For some that live alone they’re facing endless loneliness. While for others it is peace, rest & time with their mother, father, sons & daughters.
With the $600 weekly increase in unemployment some are bringing in more money to their households than they were working. Others are working more hours for less money due to pay cuts or loss in sales.
Some families of 4 just received $3400 from the stimulus while other families of 4 saw $0.
Some were concerned about getting a certain candy for Easter while others were concerned if there would be enough bread, milk and eggs for the weekend.
Some want to go back to work because they don’t qualify for unemployment and are running out of money.
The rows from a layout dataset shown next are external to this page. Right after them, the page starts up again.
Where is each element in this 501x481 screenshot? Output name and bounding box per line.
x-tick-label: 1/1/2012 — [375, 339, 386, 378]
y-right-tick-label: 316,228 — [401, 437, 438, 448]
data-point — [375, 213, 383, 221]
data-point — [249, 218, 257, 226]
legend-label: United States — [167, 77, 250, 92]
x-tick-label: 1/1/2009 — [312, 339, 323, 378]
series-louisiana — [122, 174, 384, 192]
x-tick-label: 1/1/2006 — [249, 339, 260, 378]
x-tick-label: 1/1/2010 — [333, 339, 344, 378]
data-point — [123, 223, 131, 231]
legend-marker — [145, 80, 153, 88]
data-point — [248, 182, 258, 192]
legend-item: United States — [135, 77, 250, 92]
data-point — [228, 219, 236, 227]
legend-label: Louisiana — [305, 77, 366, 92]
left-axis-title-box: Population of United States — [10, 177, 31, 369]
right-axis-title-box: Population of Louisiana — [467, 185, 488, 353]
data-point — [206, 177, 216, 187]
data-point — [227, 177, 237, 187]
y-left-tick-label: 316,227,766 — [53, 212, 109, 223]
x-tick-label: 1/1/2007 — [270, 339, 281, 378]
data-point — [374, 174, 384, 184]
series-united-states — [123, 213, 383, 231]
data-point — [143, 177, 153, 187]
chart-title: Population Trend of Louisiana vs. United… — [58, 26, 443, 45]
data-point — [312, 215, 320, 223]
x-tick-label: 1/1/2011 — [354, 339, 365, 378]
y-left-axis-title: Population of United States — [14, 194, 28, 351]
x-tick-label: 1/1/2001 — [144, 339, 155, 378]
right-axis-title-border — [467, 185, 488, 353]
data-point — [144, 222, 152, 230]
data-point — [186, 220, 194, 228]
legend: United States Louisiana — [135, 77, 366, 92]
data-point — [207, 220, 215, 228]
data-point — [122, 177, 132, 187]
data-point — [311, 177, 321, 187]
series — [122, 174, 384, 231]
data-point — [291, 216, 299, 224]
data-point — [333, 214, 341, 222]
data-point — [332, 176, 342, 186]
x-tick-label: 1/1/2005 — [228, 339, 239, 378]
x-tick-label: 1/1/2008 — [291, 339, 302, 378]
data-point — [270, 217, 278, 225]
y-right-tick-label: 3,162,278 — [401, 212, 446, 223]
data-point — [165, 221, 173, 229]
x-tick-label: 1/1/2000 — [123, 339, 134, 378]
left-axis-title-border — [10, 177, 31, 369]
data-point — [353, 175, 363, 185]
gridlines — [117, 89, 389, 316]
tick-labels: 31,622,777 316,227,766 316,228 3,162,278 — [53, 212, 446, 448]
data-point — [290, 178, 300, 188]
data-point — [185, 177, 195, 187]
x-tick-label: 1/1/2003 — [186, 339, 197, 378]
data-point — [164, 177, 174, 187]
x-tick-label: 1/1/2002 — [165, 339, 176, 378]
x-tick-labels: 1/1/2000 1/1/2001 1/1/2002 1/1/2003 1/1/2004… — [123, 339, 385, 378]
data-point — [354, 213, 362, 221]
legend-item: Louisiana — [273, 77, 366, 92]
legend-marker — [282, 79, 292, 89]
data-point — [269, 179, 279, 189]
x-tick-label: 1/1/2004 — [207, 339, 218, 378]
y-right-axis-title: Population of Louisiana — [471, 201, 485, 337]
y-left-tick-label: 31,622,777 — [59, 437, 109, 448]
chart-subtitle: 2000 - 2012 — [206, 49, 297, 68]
Others want to kill those who break the quarantine.
Some are home spending 2-3 hours/day helping their child with online schooling while others are spending 2-3 hours/day to educate their children on top of a 10-12 hour workday.
Some have experienced the near death of the virus, some have already lost someone from it and some are not sure if their loved ones are going to make it. Others don’t believe this is a big deal.
Some have faith in God and expect miracles during this 2020. Others say the worst is yet to come.
So, friends, we are not in the same boat. We are going through a time when our perceptions and needs are completely different.
Each of us will emerge, in our own way, from this storm. It is very important to see beyond what is seen at first glance. Not just looking, actually seeing.
We are all on different ships during this storm experiencing a very different journey.